The face. The peaceful look on the face of the deceased always surprises me. This victim reminds me of another victim. A few years ago, on a rainy winter night, four boys were playing on the railroad bridge at the entrance to Be'er Sheva. Who the hell lets their kids out in such crappy weather? The train came. The boys for some reason didn't hear it until it was too late. Three of them managed to jump off the bridge onto an embankment. But one didn't make it. The impact hurled him about 50 feet from the tracks. Again I was called to pronounce death. The state of the body was horrendous. Everything was broken, the arms, the legs, everything. All with weird angles to them. The top of the head, from the eyebrows on was not there. The medics found it 10 feet from the rest of the body. How odd, the face, the face was intact. It makes no sense.
Awful, just bloody awful.


Lioness said...

It's funny you should mention chemical peritonitis. I have two doctor friends whom I absolutely trust, and they both teach Physiology and Pathophisiology at university and one day I was studying with them and they told me about it, mucosas don't necessarily love free blood. Fast forward to a class where the teacher asks for possible causes of peritonitis and there you go, I was slaughtered by both the teacher and my fellow students bcs WHAT?!, blood is anatural a product- but dude, so is urea, and if my friends say it is so, IT IS SO.

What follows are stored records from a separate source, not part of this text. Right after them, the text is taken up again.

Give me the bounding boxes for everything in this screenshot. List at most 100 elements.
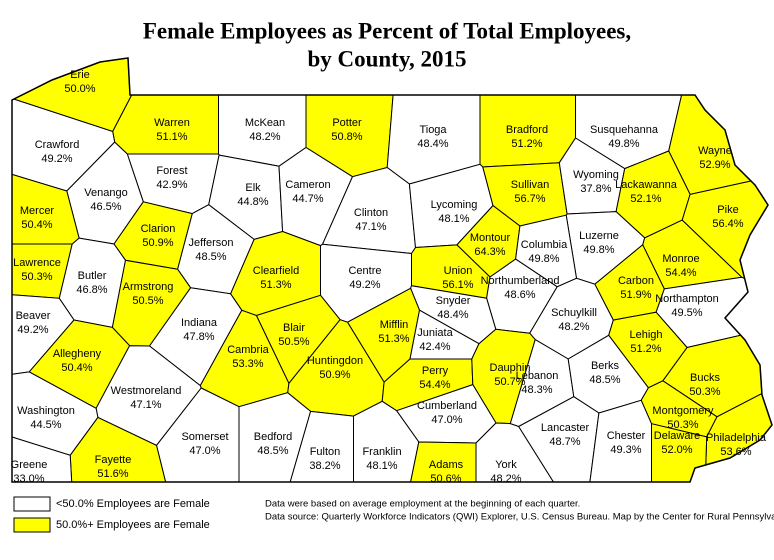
county-name: Pike [717, 204, 738, 216]
note: Data were based on average employment at… [265, 499, 580, 510]
county-name: York [495, 459, 517, 471]
county-value: 51.2% [630, 343, 661, 355]
county-name: Bradford [506, 124, 548, 136]
county-name: Perry [422, 365, 449, 377]
county-name: Bucks [690, 372, 720, 384]
county-name: Lycoming [431, 199, 478, 211]
county-value: 48.2% [249, 131, 280, 143]
county-value: 49.2% [17, 324, 48, 336]
county-value: 42.4% [419, 341, 450, 353]
county-value: 54.4% [419, 379, 450, 391]
county-name: Lancaster [541, 422, 590, 434]
county-value: 50.3% [667, 419, 698, 431]
counties [11, 57, 773, 483]
county-value: 54.4% [665, 267, 696, 279]
county-value: 53.3% [232, 358, 263, 370]
county-value: 51.3% [378, 333, 409, 345]
county-value: 56.1% [442, 279, 473, 291]
county-name: Delaware [654, 430, 700, 442]
county-value: 49.8% [583, 244, 614, 256]
county-value: 52.1% [630, 193, 661, 205]
county-value: 50.8% [331, 131, 362, 143]
county-name: Snyder [436, 295, 471, 307]
county-value: 51.9% [620, 289, 651, 301]
county-name: Centre [348, 265, 381, 277]
county-value: 48.4% [417, 138, 448, 150]
county-name: Northampton [655, 293, 719, 305]
county-name: Lehigh [629, 329, 662, 341]
county-name: Warren [154, 117, 190, 129]
map-title: Female Employees as Percent of Total Emp… [143, 18, 631, 43]
county-name: Lawrence [13, 257, 61, 269]
county-value: 44.7% [292, 193, 323, 205]
county-name: Schuylkill [551, 307, 597, 319]
county-value: 50.9% [319, 369, 350, 381]
county-value: 48.3% [521, 384, 552, 396]
county-name: Cameron [285, 179, 330, 191]
legend-label: <50.0% Employees are Female [56, 498, 210, 510]
county-name: Adams [429, 459, 464, 471]
county-name: Potter [332, 117, 362, 129]
county-value: 48.2% [558, 321, 589, 333]
county-value: 44.5% [30, 419, 61, 431]
county-name: Dauphin [490, 362, 531, 374]
county-name: Washington [17, 405, 75, 417]
county-name: Wayne [698, 145, 732, 157]
county-value: 49.2% [41, 153, 72, 165]
legend-label: 50.0%+ Employees are Female [56, 519, 210, 531]
county-value: 49.8% [528, 253, 559, 265]
county-name: Montour [470, 232, 511, 244]
county-name: Susquehanna [590, 124, 659, 136]
county-name: Cumberland [417, 400, 477, 412]
county-name: Sullivan [511, 179, 550, 191]
county-name: Erie [70, 69, 90, 81]
county-value: 49.3% [610, 444, 641, 456]
county-value: 50.7% [494, 376, 525, 388]
county-name: Forest [156, 165, 187, 177]
county-value: 48.6% [504, 289, 535, 301]
county-value: 48.2% [490, 473, 521, 485]
county-name: Montgomery [652, 405, 714, 417]
county-value: 48.7% [549, 436, 580, 448]
county-name: Jefferson [188, 237, 233, 249]
county-value: 50.5% [278, 336, 309, 348]
county-name: Butler [78, 270, 107, 282]
county-value: 50.3% [689, 386, 720, 398]
legend-swatch [13, 517, 51, 533]
county-name: Beaver [16, 310, 51, 322]
county-name: Blair [283, 322, 305, 334]
county-name: Fulton [310, 446, 341, 458]
county-value: 48.1% [366, 460, 397, 472]
state-outline [11, 57, 773, 483]
county-value: 50.0% [64, 83, 95, 95]
county-value: 44.8% [237, 196, 268, 208]
county-value: 48.1% [438, 213, 469, 225]
county-name: Bedford [254, 431, 293, 443]
county-value: 50.4% [21, 219, 52, 231]
county-name: Carbon [618, 275, 654, 287]
county-value: 38.2% [309, 460, 340, 472]
county-value: 48.5% [589, 374, 620, 386]
county-value: 64.3% [474, 246, 505, 258]
county-value: 47.1% [130, 399, 161, 411]
county-value: 47.0% [189, 445, 220, 457]
county-value: 50.4% [61, 362, 92, 374]
county-name: Lackawanna [615, 179, 678, 191]
county-name: Northumberland [481, 275, 560, 287]
county-labels: Erie 50.0% Warren 51.1% McKean 48.2% Potter 50.… [11, 69, 767, 485]
county-name: Venango [84, 187, 127, 199]
county-name: Indiana [181, 317, 218, 329]
county-value: 50.3% [21, 271, 52, 283]
county-name: Tioga [419, 124, 447, 136]
county-name: Fayette [95, 454, 132, 466]
county-value: 56.7% [514, 193, 545, 205]
county-name: Cambria [227, 344, 269, 356]
county-name: Greene [11, 459, 48, 471]
county-value: 50.9% [142, 237, 173, 249]
county-name: Mercer [20, 205, 55, 217]
county-name: Westmoreland [111, 385, 182, 397]
county-value: 52.0% [661, 444, 692, 456]
county-name: Elk [245, 182, 261, 194]
county-value: 47.8% [183, 331, 214, 343]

We also have the textbook saying pertaining to cats, we tend to learn dogs as the template and one of my teachers is fond of saying, in English, "Cats don't read textbooks", they'll come up with variants of all possible things,mostly unexpectedly.

make mine trauma said...

I've always understood blood to be very irritative to the peritoneum....?

QuietusLeo said...

That's what I was taught, but not all surgeons agree with it.